To such an event, I will be among those voting for a “Yes”. On the flip-side though and as democratic norms demand, if citizens were to object to the creation of a European republic, no leader would be legitimised to transfer more power to institutions that are of dubious legitimacy and are not adequately accountable.

More democracy

The regular reader is aware of what I mean by the creation of a European constitutional order, a European Democracy. For those new to my writings, I may point to a recent essay, Modality and European Federalism, where I outline such a view, while strongly criticising federalist approaches that put form (federation) before substance (democracy). To that end, I also question the idea of an “economic government”, which is a notion that President Juncker also referred to in his speech.

Instead of making economic governance more technocratic, we should be thinking of ways to overcome the EMU’s underlying mindset of “common rules without common politics” for the purpose of creating a sphere of common [federal] politics.

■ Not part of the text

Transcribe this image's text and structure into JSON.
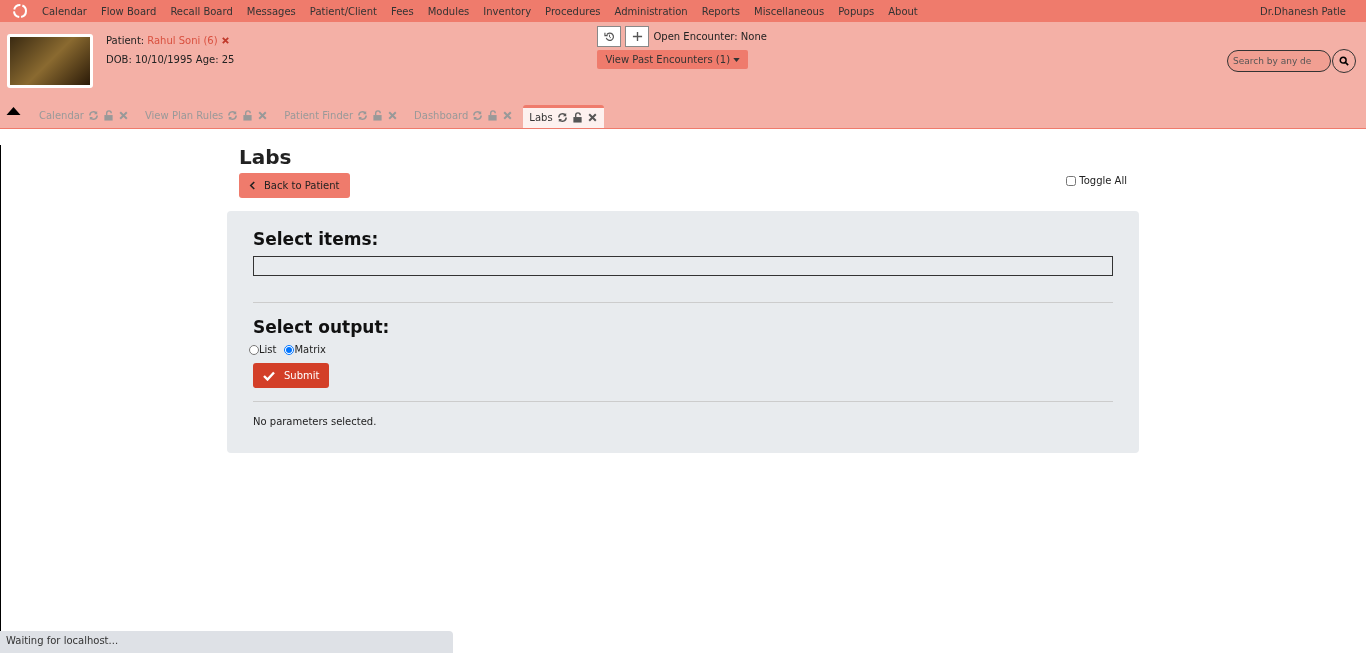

We do not need—and I believe no body of citizens would ever approve of—a European economic tsar with the power to rewrite national budgets and impose austerity at will, even if that super-Commissioner were to be regularly _briefing _a dedicated euro-committee inside the European Parliament.

Note: As outlined above, the European Parliament does not exercise parliamentary scrutiny in its fullest, not least because it has no power to amend the legal order of the Union or the legal basis of any EU institution.

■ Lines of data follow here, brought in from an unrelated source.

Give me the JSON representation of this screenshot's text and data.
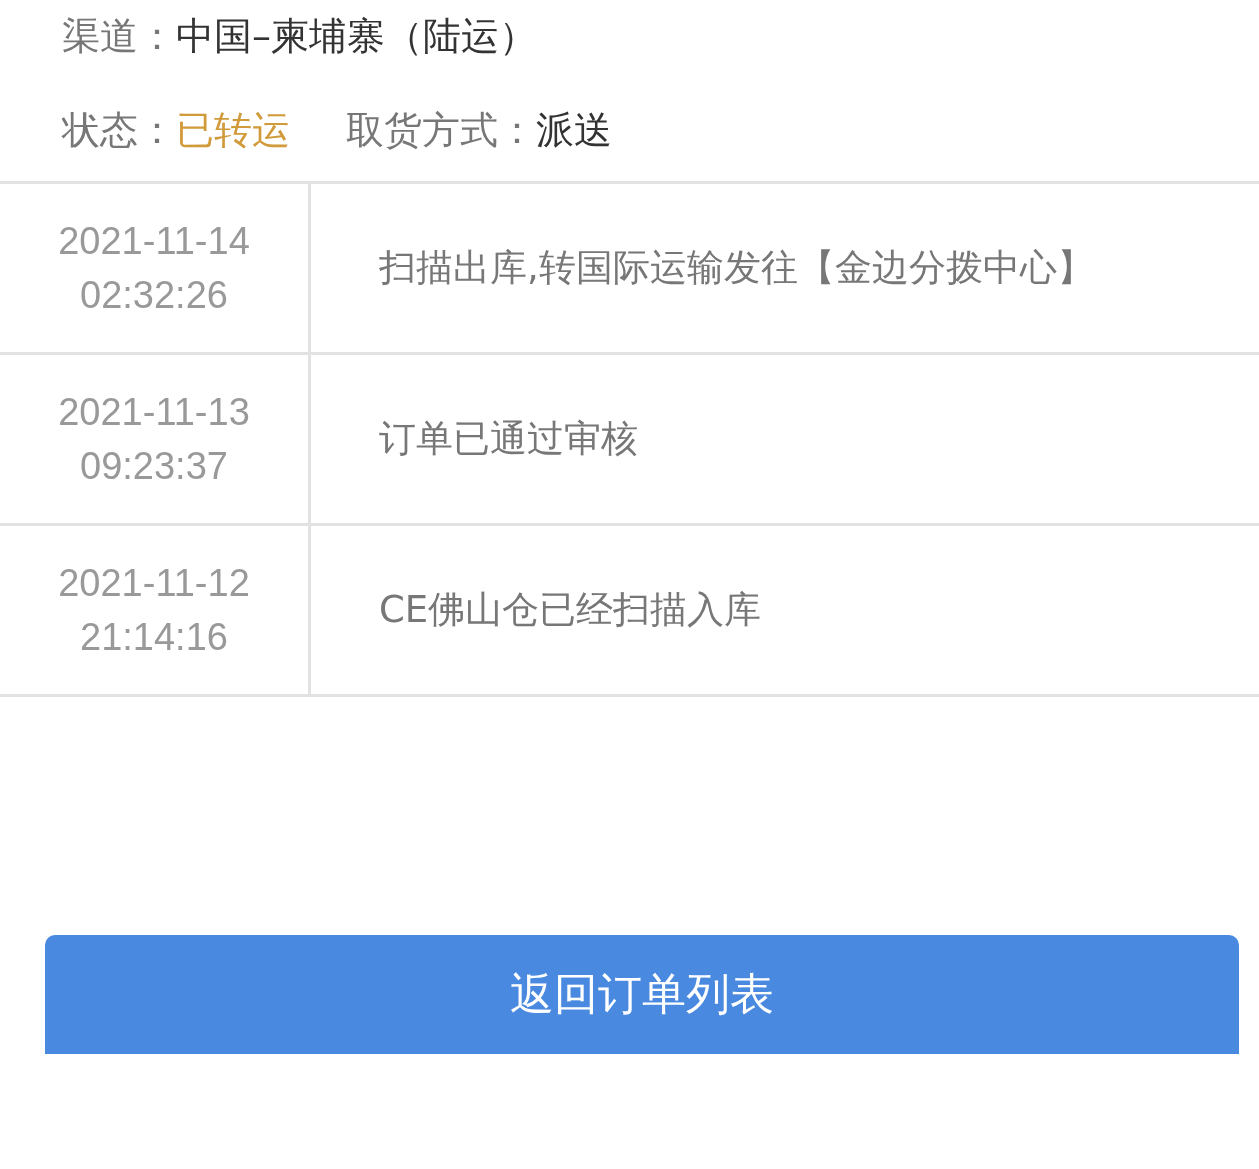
{
  "channel": {
    "label": "渠道：",
    "value": "中国–柬埔寨（陆运）"
  },
  "status": {
    "label": "状态：",
    "value": "已转运"
  },
  "pickup": {
    "label": "取货方式：",
    "value": "派送"
  },
  "tracking": [
    {
      "date": "2021-11-14",
      "time": "02:32:26",
      "event": "扫描出库,转国际运输发往【金边分拨中心】"
    },
    {
      "date": "2021-11-13",
      "time": "09:23:37",
      "event": "订单已通过审核"
    },
    {
      "date": "2021-11-12",
      "time": "21:14:16",
      "event": "CE佛山仓已经扫描入库"
    }
  ],
  "back_button": "返回订单列表"
}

We would be better off if a genuine European government were in place, directly elected on a clear platform, and subject to control by a bicameral European Parliament/Congress, comprised of elected representatives in both of its chambers (House of Representatives and Senate).

Such inter-governmental and technocratic instruments as the European Semester would be decisively reformed, to become mechanisms for the exercise of a federal economic policy, enjoying democratic legitimacy, and being fully accountable to the legislature.

No more inter-state bargaining, no more stewardship by troika-like mechanisms, no more arbitrariness by the Union’s now-depoliticised institutions (such as the European Central Bank’s decision to stop being the lender of last resort in Greece).

[Read analysis: On the institutional independence of the European Central Bank]

I find President Juncker’s “more Europe” call to be nothing new. It promises to make some European policies more effective at the expense of reinforcing the most alienating aspects of the current quasi-confederal order; an order that we might as well consider technocratic in varying degrees of intensity, depending on the issue at hand.

What we need is crystal clear: popular sovereignty and democratic control over our state structures. The honourable president of the European Commission had nothing to say on that front.